Bu ara "denge", "ihtiyaç karşılama" gibi tırnak işaretlerine sıkıştım. Bir tırnak işareti koyuyorum kendime, sonra araya kendim olabilmeyi, suçluluk duygularımı, ya bakıcımıza çok mu güveniyorum, çok mu bırakıyorum, çok mu çalışıyorum gibi sıkıntılarımı koyup, tırnak işaretini kapıyorum. Sıkışıyorum. İçim ve alt dudağım aynı anda bükülüyor...

Şimdi belki de hepimizin aklından geçenler için mim koyuyorum blog dostlarımıza..
Mimliyorum sizi:
Bakıcılı hayatlarımızda "denge" olduğunu size ne gösterir?
Annenin evde olduğu saatler mi?
Bakıcı ile yaptığı etkinlikler mi?
Annenin yedirme, giydirme, oyun oynama etkinliklerinin miktarı mı?
Annenin mutlu ve güler yüzü mü?
Kuzuların mutlu ve güler yüzü mü?

Özgür Anne, Yeliz, Kiraz, Dağlar Kızı, Seren (Sende bakıcı var mıydı tam bilemedim?) ses verin..

Bakıcısı olup da bilmediğim veya içinden geçenleri yazmak isteyenleri de dinleriz çok büyük heyecanla..

19 Nisan 2010 Pazartesi

72 saatlik ilk ayrılık..

Yine merhaba :)
Annem geldi :)
Haftasonu babamla birlikteydik, çok eğlendim, bir sürü kahkaha attım. Telefon açıp anneme dinlettik.. Annem de bayıldı sesime..

Annem arkadaşları ile birlikte tatile gitti 3 günlüğüne, git dedim, ben iyiyim, babam var, teyzoşum var, bakıcı ablam var, anneanne babaanne dedem var..

Annem çok dinlenmiş,çok eğlenmiş, pek mutlu gözüküyor. Teyze dediğim arkadaşları ile 15 yıldır tanışıyorlamış, ne demekse 15 yıl.. Hımmm ben 1 diye bir yıl biliyorum, ona da daha bir ay var..

Dostlar, ben bu ara emekliyorum, tay tay duruyorum, hatta işime gelirse 1-2 adım bile atıyorum, yarın doktor teyzeme gideceğiz, mutluyuz :) Annemin soruları varmış bu sefer, yazdı bir sürü, sorsun bakalım, ben steteskopu yiyorum nasılsa orada..

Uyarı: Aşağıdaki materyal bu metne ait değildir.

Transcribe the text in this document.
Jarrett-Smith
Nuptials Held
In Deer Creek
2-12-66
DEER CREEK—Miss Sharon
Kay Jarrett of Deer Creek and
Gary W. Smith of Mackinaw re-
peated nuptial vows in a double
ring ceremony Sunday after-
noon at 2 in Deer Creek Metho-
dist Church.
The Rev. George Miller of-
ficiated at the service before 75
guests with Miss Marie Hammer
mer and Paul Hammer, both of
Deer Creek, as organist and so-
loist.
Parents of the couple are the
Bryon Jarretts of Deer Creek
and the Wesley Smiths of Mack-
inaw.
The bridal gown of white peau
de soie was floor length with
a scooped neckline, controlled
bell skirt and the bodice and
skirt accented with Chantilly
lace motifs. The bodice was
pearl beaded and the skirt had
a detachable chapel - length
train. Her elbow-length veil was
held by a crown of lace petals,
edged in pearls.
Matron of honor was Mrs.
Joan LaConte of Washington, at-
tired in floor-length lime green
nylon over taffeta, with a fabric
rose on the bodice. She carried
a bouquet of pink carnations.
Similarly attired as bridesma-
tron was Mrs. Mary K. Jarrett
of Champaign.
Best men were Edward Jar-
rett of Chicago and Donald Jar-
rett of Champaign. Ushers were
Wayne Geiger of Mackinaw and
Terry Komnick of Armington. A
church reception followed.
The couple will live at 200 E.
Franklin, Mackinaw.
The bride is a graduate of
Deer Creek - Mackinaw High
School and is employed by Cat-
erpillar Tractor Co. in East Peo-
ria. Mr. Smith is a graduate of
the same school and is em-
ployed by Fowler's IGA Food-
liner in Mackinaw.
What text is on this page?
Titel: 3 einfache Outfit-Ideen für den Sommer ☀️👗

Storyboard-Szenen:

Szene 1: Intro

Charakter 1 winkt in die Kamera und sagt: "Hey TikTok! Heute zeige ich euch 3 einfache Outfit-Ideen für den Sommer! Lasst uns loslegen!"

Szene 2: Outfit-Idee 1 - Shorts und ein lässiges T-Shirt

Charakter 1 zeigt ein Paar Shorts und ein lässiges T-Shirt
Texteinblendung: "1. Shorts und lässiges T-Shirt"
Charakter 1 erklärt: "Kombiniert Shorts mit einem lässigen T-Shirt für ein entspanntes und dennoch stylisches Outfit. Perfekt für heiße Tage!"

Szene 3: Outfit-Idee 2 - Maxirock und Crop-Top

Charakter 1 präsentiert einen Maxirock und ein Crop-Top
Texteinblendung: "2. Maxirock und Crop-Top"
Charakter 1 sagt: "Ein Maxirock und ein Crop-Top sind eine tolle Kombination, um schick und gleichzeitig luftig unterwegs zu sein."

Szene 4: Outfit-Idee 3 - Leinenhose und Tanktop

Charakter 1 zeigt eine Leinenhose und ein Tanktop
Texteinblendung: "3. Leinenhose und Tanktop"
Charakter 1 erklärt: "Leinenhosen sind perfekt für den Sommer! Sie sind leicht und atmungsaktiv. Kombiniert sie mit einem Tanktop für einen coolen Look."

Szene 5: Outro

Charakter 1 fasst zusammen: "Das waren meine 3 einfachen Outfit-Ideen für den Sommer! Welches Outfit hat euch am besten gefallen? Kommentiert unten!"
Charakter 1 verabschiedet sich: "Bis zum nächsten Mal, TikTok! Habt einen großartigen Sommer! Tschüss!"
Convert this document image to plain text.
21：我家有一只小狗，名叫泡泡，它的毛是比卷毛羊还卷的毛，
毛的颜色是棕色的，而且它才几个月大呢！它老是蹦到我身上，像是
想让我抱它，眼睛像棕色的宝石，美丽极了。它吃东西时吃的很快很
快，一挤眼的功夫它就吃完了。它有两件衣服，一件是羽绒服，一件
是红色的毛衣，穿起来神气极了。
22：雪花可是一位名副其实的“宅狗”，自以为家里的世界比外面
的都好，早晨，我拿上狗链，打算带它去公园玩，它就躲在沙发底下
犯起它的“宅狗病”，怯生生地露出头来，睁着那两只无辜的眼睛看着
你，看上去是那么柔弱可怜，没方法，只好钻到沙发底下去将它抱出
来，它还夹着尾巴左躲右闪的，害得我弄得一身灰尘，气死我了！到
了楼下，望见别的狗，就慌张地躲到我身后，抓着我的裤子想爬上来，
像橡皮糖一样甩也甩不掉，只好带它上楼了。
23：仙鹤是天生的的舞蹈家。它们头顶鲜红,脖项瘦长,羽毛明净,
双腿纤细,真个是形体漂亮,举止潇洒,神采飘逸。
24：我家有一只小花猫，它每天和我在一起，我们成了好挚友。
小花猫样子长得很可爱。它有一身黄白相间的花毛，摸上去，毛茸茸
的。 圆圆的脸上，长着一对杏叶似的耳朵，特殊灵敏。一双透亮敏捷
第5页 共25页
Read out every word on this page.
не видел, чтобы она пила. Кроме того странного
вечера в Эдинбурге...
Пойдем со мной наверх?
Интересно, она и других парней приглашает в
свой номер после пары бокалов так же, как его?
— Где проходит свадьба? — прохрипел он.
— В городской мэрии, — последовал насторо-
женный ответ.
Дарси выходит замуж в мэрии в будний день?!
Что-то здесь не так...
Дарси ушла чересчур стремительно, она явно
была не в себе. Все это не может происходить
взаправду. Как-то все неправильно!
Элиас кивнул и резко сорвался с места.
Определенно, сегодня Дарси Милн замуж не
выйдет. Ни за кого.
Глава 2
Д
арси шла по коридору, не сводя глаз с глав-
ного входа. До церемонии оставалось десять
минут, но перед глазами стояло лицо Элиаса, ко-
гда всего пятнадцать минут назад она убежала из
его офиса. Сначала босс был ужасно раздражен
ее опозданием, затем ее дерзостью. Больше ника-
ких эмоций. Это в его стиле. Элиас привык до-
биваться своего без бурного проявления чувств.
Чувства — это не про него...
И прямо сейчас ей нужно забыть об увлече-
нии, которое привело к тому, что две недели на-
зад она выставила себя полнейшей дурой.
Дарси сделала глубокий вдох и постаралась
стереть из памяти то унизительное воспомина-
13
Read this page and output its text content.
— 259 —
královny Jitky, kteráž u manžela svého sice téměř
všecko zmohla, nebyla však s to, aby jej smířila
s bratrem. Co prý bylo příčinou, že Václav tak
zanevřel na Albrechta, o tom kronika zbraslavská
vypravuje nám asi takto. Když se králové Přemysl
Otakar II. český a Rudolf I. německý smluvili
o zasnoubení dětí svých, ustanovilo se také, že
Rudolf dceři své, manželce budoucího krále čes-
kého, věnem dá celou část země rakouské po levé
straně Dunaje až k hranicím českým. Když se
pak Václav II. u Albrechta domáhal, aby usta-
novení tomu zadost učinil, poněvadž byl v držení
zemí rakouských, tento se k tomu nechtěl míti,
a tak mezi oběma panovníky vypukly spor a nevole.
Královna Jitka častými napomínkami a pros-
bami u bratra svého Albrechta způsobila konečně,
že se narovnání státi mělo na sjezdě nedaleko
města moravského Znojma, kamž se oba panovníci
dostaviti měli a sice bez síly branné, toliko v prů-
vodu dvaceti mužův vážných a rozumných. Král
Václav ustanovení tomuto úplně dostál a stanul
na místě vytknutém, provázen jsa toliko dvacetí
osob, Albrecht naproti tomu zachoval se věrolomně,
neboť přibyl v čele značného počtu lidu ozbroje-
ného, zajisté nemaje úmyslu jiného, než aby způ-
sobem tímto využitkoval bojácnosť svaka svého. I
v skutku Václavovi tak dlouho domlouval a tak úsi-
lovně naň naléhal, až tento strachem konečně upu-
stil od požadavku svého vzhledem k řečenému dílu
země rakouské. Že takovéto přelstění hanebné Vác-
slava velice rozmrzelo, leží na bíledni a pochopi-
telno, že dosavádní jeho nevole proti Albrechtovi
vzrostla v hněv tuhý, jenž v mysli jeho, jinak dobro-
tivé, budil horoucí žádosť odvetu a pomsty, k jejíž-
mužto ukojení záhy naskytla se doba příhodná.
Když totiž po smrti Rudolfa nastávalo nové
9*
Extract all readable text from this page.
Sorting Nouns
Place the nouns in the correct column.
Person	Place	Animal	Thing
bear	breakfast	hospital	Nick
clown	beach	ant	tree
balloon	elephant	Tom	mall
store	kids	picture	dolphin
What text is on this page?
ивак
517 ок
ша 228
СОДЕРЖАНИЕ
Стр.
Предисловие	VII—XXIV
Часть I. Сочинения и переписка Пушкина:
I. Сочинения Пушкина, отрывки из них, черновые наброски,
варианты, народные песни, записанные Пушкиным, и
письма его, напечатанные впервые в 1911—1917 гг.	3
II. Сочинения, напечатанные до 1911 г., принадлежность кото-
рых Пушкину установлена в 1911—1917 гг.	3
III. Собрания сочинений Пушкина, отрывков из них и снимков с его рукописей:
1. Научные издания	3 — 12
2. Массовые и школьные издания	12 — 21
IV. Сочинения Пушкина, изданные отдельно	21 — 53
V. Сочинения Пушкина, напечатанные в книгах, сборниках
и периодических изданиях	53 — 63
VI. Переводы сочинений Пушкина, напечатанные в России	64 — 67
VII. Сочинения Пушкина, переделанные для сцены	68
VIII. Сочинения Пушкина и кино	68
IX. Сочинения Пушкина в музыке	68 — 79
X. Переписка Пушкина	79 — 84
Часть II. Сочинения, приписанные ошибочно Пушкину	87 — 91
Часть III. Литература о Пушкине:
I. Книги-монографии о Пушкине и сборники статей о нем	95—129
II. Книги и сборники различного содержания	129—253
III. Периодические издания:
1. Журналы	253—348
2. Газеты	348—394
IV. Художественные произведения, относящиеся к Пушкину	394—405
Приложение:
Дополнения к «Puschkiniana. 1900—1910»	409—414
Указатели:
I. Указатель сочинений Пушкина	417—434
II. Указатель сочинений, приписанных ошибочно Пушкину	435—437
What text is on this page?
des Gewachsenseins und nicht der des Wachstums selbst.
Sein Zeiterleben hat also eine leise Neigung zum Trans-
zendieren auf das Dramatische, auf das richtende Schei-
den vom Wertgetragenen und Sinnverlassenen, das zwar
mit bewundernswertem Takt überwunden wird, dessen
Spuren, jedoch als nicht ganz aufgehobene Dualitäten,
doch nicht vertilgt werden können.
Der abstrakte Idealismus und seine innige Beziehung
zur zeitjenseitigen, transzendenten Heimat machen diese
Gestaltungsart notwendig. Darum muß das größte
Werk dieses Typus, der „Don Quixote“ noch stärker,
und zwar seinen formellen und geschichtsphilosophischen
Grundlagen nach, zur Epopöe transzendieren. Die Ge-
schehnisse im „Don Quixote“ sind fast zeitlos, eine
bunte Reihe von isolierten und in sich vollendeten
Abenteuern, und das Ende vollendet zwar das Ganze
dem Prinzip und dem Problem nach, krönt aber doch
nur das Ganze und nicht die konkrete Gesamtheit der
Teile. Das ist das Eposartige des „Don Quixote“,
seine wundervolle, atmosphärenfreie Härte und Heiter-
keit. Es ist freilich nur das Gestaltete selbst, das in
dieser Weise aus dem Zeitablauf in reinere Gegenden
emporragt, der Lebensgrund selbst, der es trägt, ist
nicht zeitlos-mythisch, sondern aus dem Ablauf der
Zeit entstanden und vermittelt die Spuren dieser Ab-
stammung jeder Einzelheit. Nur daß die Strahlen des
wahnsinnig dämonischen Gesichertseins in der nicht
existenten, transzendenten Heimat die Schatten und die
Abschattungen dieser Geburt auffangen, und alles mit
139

Bu arada annem az daha gidemiyordu. Hava alanına gittiler, tüm uçuşlar iptal olmuş! Hemen rotayı değiştirmişler, başka bir şehir seçmişler kendilerine. Bak annemin bu huyunu seviyorum, kolay adapte olur değişikliklere, bir de öyle dünyanın sonu geldi muamalesi yapmaz küçük aksaklıklara.. Ben de ona benzerim bu açıdan inşallah :))

Ama yine tilkiler var diyor aklımda. Şimdi de "Amann 1 yaşa geldik, oyun grubuna gitsek mi, yeme düzenimiz nasıl olacak, yeni oyuncaklar mı alsak" gibisinden sorular sorup duruyor babama... Beni bir dışarı çıkarsınlar, ekmek versinler, top oynasınlar bana yeter aslında :))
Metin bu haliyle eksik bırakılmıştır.